Trois années après, les analystes ne répondent plus à l’appel. Tant le « printemps », soit n’a pas obéit aux règles de la poésie, soit n’a pas donné les fleurs escomptées par le marché. C’est ce dernier cas que nous observons en Tunisie où très vite il est apparu que la dynamique ne donnait pas du tout le tableau dressé. Celui-là dont le directeur du centre arabe des études politiques et sociales à Genève, Riadh Sidaoui, a parlé dernièrement.

Les Etats-Unis voulaient implémenter leur propre exemple, mais ils auraient été surpris par l’échec des Frères musulmans en Tunisie et en Egypte. Il faut dire que les Frères étaient les mieux placés pour symboliser et concrétiser la rupture avec le nationalisme et les velléités souverainistes ou socialisantes.

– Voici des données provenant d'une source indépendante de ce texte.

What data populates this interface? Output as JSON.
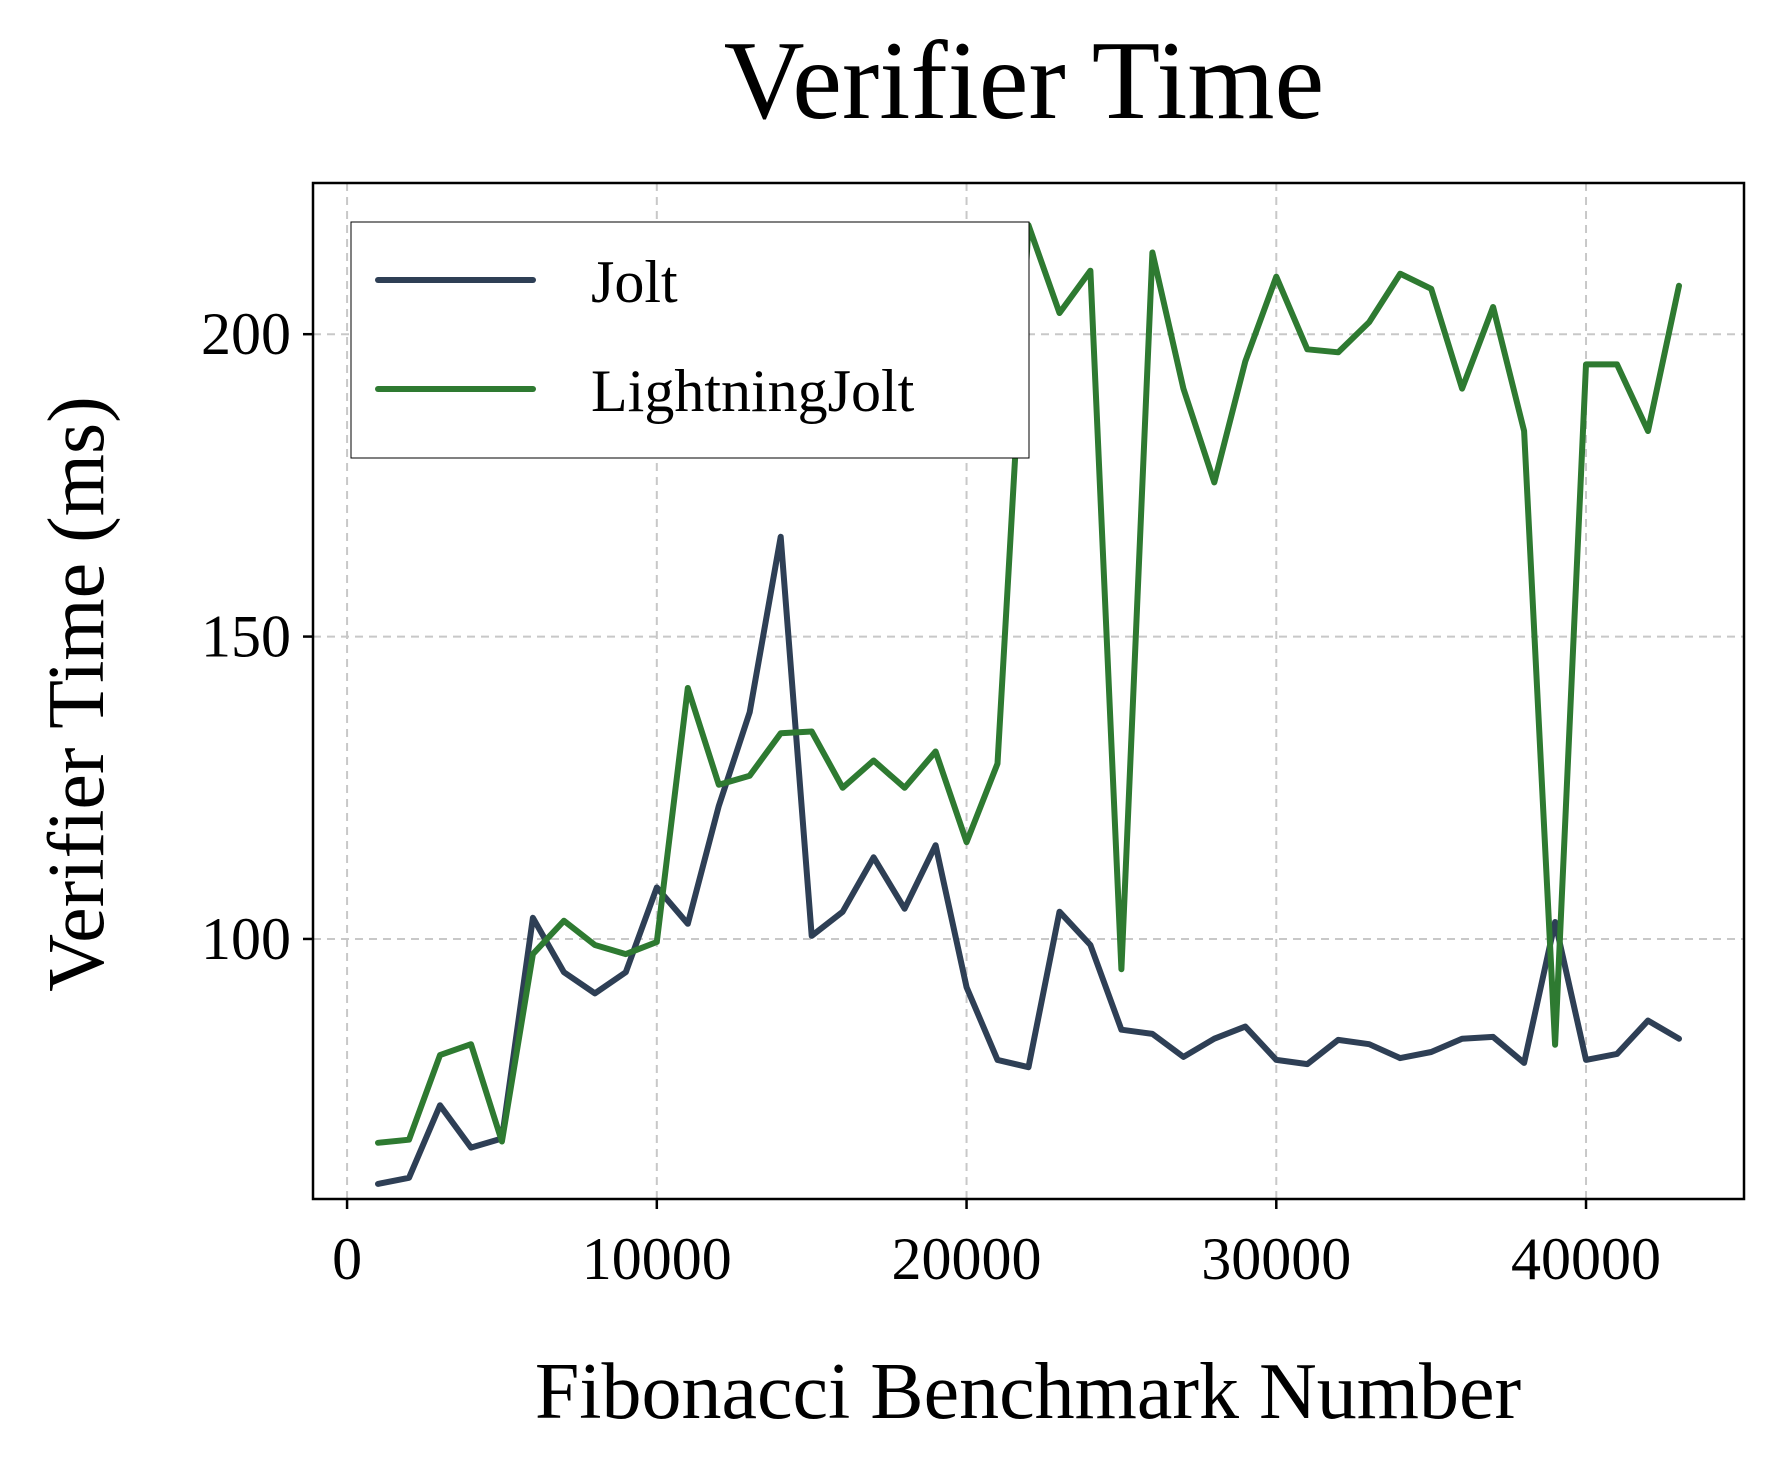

Plus loin, au sein des peuples, ils devaient théoriquement, comme il était prévu de longue date, semer la résignation et la fatalité en contrepartie d’une « solution » immanente, indépendante des vicissitudes conjoncturelles et bassement matérielles. Leur arrivée au pouvoir, à l’issue d’une longue marche, inaugurait une ère de félicité pour l’alliance atlantiste.

Pour cela, la surprise de s’être trompé a dû certainement s’accompagner d’une terrible déception.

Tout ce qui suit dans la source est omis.